Entre una nube de polvo y arena, aceleramos para alejarnos del Blazer y la carretera. Las ruedas retumban contra el terreno irregular.
A través de la nube de polvo que dejamos a nuestras espaldas, vislumbro los faros del Blazer.
Thrainn va esquivando las piedras.
—Vamos por un antiguo camino de carretas entre Reikiavik y Thingvellir —grita.
A pesar de la ventaja de ir delante, con el frente despejado, el Blazer nos está alcanzando.
—¡Llama al 112! —grita Thrainn.
Saco a tientas el móvil y tenemos la suerte de que hay cobertura. Cuando el operador por fin entiende que hablo inglés, y no algún oscuro dilecto islandés, y que nos están persiguiendo unos hombres armados, envía un coche de patrulla en nuestra busca. Aunque aquí en el páramo andan mal de direcciones postales.
El Blazer, que está ya a pocos metros de distancia, gira de pronto a la derecha: planean interceptarnos.
Descubro el peñasco antes que el conductor del Blazer. No alcanza a frenar ni a esquivarlo. Con un estruendo metálico, el Blazer se estampa contra la roca.
Y se queda quieto.
Nosotros seguimos por el camino de carros durante algunos kilómetros hasta incorporarnos a un camino asfaltado que nos conduce de vuelta a la carretera.
Cuando estamos acercándonos a la universidad nos llama la policía para preguntarnos dónde estamos.
Que no nos hayan encontrado a nosotros es comprensible.
Que tampoco hayan encontrado el Blazer resulta misterioso.
6
TOMAMOS prestado un laboratorio libre en el Instituto Árni Magnússon. Un conservador del museo, amigo de Thrainn, nos ayuda a abrir el cofre.
Envuelta en algodón y cubierta con lienzo, hay una caja de madera dura. Seis gruesos rollos de pergamino, atados con cordones de cuero, están protegidos por varias capas de suaves telas.
Con infinita delicadeza abrimos el primer rollo de pergamino. Es asombroso lo bien conservado que está. Las pieles están cubiertas por dos columnas de pequeños caracteres simétricos. Intento leerlos, pero los signos son incomprensibles, aunque vagamente reconocibles. Thrainn recorre con la mirada las páginas compactamente escritas. Cada una de las dos columnas está escrita en un idioma diferente. La columna de la izquierda parece escrita en copto, la lengua que se hablaba y escribía en Egipto en el período comprendido entre el año 200 y el siglo XII. La lengua de la columna de la derecha puede recordar al hebreo.
Thrainn palpa uno de los pergaminos con las yemas de los dedos, lo huele y estudia los caracteres.
—Yo diría que la piel tiene mil años de antigüedad, siglo arriba siglo abajo.
Vuelve a enrollar el documento y lo coloca de nuevo en la caja. Bajamos el cofre por las escaleras de caracol que conducen al sótano, donde se almacenan los manuscritos más antiguos y valiosos, en una cámara acorazada a temperatura y humedad constante.

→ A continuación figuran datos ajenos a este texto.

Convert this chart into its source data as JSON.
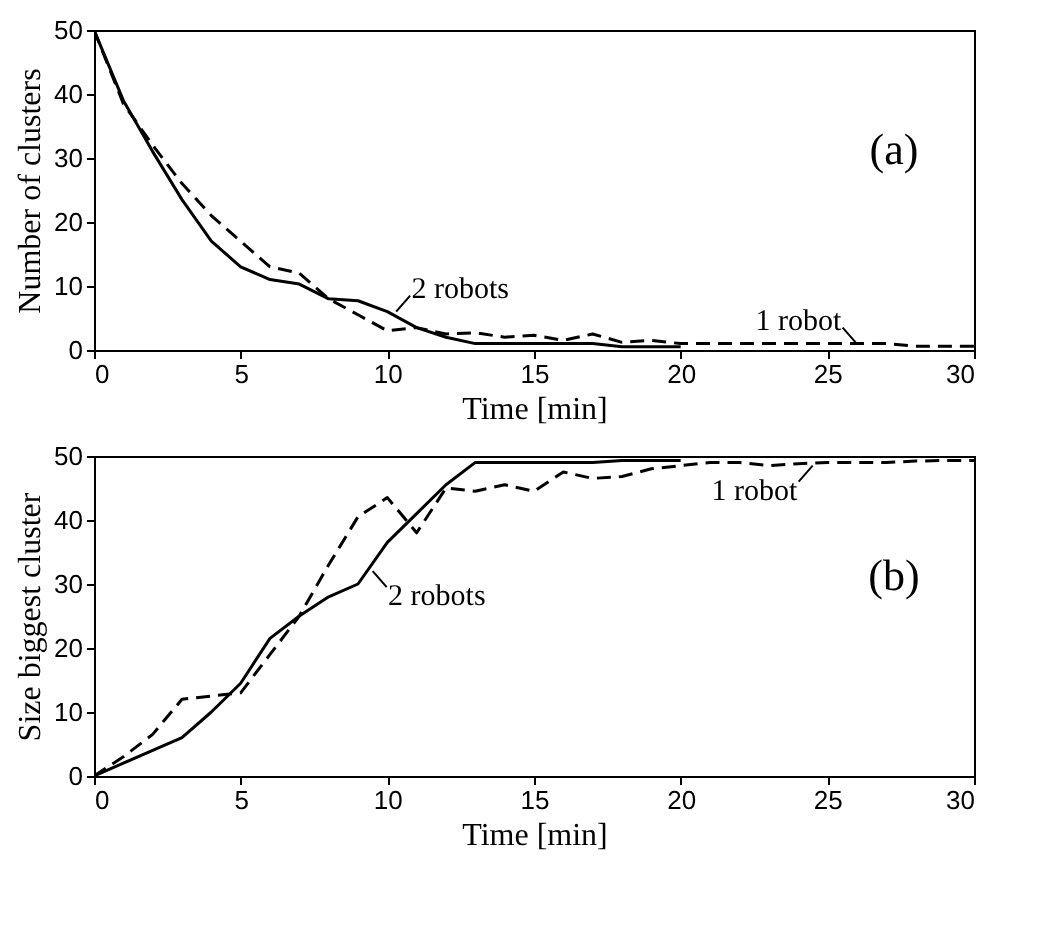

Tras una gruesa puerta de acero, se halla reunida la historia escrita de los países nórdicos, colocada en estanterías de varios metros de altura, bellamente envueltos en papel y colocados en cajas de cartón chatas.

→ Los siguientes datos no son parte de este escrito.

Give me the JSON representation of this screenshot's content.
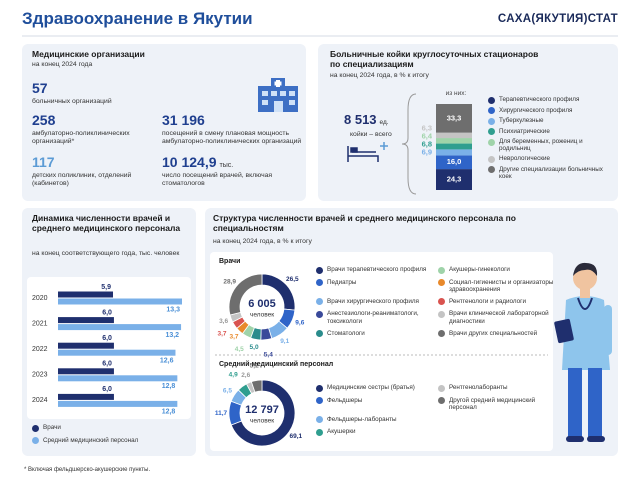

En la sólida cámara acorazada del Instituto Árni Magnússon, escondemos el cofre con los pergaminos de Thingvellir.
7
ACABA siendo un día largo. La policía. Los periodistas. Los investigadores. Todos quieren escuchar la historia una y otra vez.
Cuando voy montado en el taxi de regreso al Hotel Leifur Eiríksson, me llama el comisario de Borgarnes.
Acaban de ser informados de que han entrado por la fuerza en el apartamento para investigadores de la Casa de Snorre. Probablemente entraran ayer, justo después de que me mudara a la ciudad. Añade:
—He hablado con la policía de Reikiavik. Teniendo en cuenta todo lo que ha sucedido, esta noche enviaremos un coche patrulla a tu hotel. Para quedarnos tranquilos.
El taxi se detiene ante el hotel. Pago. Pienso que ese: «Para quedarnos tranquilos» tiene una resonancia inquietante.